Department of Respiratory Medicine, The Royal Children's Hospital, Melbourne, Australia; Murdoch Children's Research Institute, Melbourne, Australia.
Department of Paediatric Respiratory Medicine, Monash Medical Centre, Melbourne, Australia.
J Cyst Fibros. 2014 Dec;13(6):699-705. doi: 10.1016/j.jcf.2014.04.007. Epub 2014 May 19.
The search for modifier genes to explain inconsistencies in cystic fibrosis (CF) genotype-phenotype relationships has yielded mixed results. In a previous cross-sectional study from our centre the clinical effect (as described by FEV1, BMI z-score, admitted days and NIH score) of single nucleotide polymorphisms (SNPs) of four cytokine genes (IL-8, TNF-α, IL-1β and IL-10) was examined in 158 children with CF. No association between cytokine genotype and any biological outcome measure was found. In this present study a cross-sectional and longitudinal examination of this relationship was undertaken to test the hypothesis that pro-inflammatory SNPs would affect longitudinal changes in CF lung disease.

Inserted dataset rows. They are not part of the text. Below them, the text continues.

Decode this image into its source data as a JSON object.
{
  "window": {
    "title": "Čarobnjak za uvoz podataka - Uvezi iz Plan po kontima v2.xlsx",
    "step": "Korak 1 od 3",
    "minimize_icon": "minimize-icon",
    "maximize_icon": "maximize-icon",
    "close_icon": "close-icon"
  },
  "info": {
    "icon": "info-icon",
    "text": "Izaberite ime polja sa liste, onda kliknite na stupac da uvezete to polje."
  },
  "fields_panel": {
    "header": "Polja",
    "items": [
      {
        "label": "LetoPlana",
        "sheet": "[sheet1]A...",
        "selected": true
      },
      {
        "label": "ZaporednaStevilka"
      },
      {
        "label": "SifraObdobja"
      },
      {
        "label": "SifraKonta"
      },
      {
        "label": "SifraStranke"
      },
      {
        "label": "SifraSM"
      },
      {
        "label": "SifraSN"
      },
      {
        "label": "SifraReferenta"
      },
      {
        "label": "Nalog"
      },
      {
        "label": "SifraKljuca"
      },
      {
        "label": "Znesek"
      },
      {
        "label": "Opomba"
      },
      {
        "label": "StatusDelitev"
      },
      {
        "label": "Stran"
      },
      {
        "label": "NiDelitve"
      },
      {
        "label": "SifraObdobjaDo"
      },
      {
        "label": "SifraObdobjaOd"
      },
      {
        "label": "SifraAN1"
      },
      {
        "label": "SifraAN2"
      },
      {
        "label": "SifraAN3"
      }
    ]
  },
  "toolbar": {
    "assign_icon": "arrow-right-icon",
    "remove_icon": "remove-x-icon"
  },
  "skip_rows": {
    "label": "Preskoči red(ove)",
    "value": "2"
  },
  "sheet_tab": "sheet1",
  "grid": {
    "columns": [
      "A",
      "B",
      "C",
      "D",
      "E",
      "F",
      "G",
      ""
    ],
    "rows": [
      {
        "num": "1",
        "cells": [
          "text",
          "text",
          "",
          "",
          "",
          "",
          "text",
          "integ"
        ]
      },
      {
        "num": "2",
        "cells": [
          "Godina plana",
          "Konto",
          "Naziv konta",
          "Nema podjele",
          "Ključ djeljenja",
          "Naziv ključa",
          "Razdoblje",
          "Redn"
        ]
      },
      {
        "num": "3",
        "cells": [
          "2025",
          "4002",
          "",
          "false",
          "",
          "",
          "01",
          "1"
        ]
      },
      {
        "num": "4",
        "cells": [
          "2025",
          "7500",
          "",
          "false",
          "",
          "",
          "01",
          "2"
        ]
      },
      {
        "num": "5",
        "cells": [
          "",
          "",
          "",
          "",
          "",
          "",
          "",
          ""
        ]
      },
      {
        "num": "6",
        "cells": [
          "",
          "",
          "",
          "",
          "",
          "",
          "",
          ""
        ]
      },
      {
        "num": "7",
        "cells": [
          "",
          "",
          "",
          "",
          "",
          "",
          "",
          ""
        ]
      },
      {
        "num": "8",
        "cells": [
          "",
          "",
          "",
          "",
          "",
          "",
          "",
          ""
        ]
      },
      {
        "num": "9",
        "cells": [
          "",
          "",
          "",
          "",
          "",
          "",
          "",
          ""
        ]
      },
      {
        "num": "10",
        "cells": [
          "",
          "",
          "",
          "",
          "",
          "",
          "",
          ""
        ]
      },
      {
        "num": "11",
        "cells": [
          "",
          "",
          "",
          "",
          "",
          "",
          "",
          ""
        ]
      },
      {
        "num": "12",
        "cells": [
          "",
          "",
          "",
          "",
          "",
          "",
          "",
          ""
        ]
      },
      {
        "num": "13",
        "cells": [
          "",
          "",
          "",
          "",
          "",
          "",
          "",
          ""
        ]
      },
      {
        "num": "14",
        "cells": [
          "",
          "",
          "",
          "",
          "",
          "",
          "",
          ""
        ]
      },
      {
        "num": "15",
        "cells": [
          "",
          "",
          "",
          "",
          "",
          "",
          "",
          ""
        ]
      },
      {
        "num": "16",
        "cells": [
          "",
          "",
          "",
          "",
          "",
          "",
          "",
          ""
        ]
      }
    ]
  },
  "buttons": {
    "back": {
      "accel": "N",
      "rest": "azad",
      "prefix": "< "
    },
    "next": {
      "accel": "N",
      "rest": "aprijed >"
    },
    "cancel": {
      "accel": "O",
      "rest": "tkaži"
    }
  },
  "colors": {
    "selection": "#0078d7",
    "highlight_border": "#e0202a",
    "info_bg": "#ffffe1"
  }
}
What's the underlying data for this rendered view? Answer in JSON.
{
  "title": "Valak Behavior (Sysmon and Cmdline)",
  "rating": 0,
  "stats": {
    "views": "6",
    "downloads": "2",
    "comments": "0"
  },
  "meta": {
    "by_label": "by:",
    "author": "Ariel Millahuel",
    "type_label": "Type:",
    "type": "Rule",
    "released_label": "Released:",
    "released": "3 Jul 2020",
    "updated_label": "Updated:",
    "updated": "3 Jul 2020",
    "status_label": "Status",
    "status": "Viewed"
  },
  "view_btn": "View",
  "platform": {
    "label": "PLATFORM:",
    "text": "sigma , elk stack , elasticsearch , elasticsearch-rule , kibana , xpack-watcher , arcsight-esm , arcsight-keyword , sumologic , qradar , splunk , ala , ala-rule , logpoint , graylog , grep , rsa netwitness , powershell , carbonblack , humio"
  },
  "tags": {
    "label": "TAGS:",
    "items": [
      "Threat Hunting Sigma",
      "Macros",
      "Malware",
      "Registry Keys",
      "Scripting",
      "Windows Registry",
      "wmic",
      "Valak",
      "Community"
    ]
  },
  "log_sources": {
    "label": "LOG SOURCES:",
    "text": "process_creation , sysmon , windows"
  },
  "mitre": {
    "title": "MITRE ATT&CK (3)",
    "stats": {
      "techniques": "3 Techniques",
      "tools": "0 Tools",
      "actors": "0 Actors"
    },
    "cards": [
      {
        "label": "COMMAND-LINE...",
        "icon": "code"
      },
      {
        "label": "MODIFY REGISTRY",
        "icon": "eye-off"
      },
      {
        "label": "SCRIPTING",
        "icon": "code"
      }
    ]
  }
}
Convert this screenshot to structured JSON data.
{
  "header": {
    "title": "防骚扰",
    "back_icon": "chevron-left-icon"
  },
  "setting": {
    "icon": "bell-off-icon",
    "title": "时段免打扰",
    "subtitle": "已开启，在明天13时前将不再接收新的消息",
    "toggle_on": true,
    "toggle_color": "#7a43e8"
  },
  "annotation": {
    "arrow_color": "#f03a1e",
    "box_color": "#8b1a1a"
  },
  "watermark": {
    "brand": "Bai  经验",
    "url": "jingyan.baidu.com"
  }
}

Using the cohort examined in our earlier study we performed both longitudinal and cross-sectional data analyses examining the relationship between SNPs (TNF-α, IL-8, IL-10 and IL-1β) and clinical outcome measurements. In the first part of this current study, lung function data (annual decline of FEV1 percent predicted) was compared with the cytokine genotype over a 13 year period. In the second part of this current study multiple regression was used to assess associations between clinical outcomes (best FEV1 percent predicted and BMI at the age of 10 years) and alleles of cytokine genes, adjusting for gender, CF genotype and lung infection status.
A total of 152 patients with CF were analysed in the longitudinal study and data from 130 patients at the age of 10 years were analysed in the cross-sectional study. There was evidence for an association between pro-inflammatory SNPs of the IL-8, IL-10 and IL-1β genes and more severe lung disease. Multiple regression of the longitudinal data with a total of 10,956 lung function measurements showed an additional annual decline of the percentage predicted FEV1 of -1.15 (IL-8, p<0.001), -0.24 (IL-10, p=0.049) and -0.41 (IL-1β, p<0.001) for patients with any of the pro-inflammatory alleles. None of the cross-sectional data showed a significant association between the cytokine genotypes and the clinical outcomes.
Pro-inflammatory alleles of three cytokine genotypes, IL-8, IL-10 and IL-1β, appear to be associated with slightly more severe lung disease in patients with CF over a 13 year period. Further studies are required to exclude influence of confounders on the severity of lung disease.
寻找修饰基因来解释囊性纤维化(CF)基因型-表型关系中的不一致性,结果喜忧参半。在我们中心进行的一项先前的横断面研究中,我们检查了四个细胞因子基因(IL-8、TNF-α、IL-1β和 IL-10)的单核苷酸多态性(SNP)在 158 名 CF 儿童中的临床效果(FEV1、BMI z 评分、住院天数和 NIH 评分描述)。未发现细胞因子基因型与任何生物学结果测量之间存在关联。在本研究中,对这种关系进行了横断面和纵向检查,以检验假设,即促炎 SNP 会影响 CF 肺疾病的纵向变化。
使用我们早期研究中检查的队列,我们进行了纵向和横断面数据分析,检查了 SNP(TNF-α、IL-8、IL-10 和 IL-1β)与临床结果测量之间的关系。在本研究的第一部分中,比较了 13 年内的肺功能数据(FEV1 预计百分比的年下降)与细胞因子基因型。在本研究的第二部分中,使用多元回归评估细胞因子基因等位基因与临床结果(最佳 FEV1 预计百分比和 10 岁时的 BMI)之间的关联,同时调整性别、CF 基因型和肺部感染状态。
对 152 名 CF 患者进行了纵向研究分析,对 130 名 10 岁患者进行了横断面研究分析。IL-8、IL-10 和 IL-1β 基因的促炎 SNP 与更严重的肺部疾病有关。对总共 10956 次肺功能测量的纵向数据进行多元回归显示,任何促炎等位基因的患者的 FEV1 预计百分比的额外年下降为 -1.15(IL-8,p<0.001)、-0.24(IL-10,p=0.049)和 -0.41(IL-1β,p<0.001)。横断面数据均未显示细胞因子基因型与临床结果之间存在显著关联。
在 13 年的时间里,IL-8、IL-10 和 IL-1β 三种细胞因子基因型的促炎等位基因似乎与 CF 患者的肺部疾病稍严重有关。需要进一步的研究来排除混杂因素对肺部疾病严重程度的影响。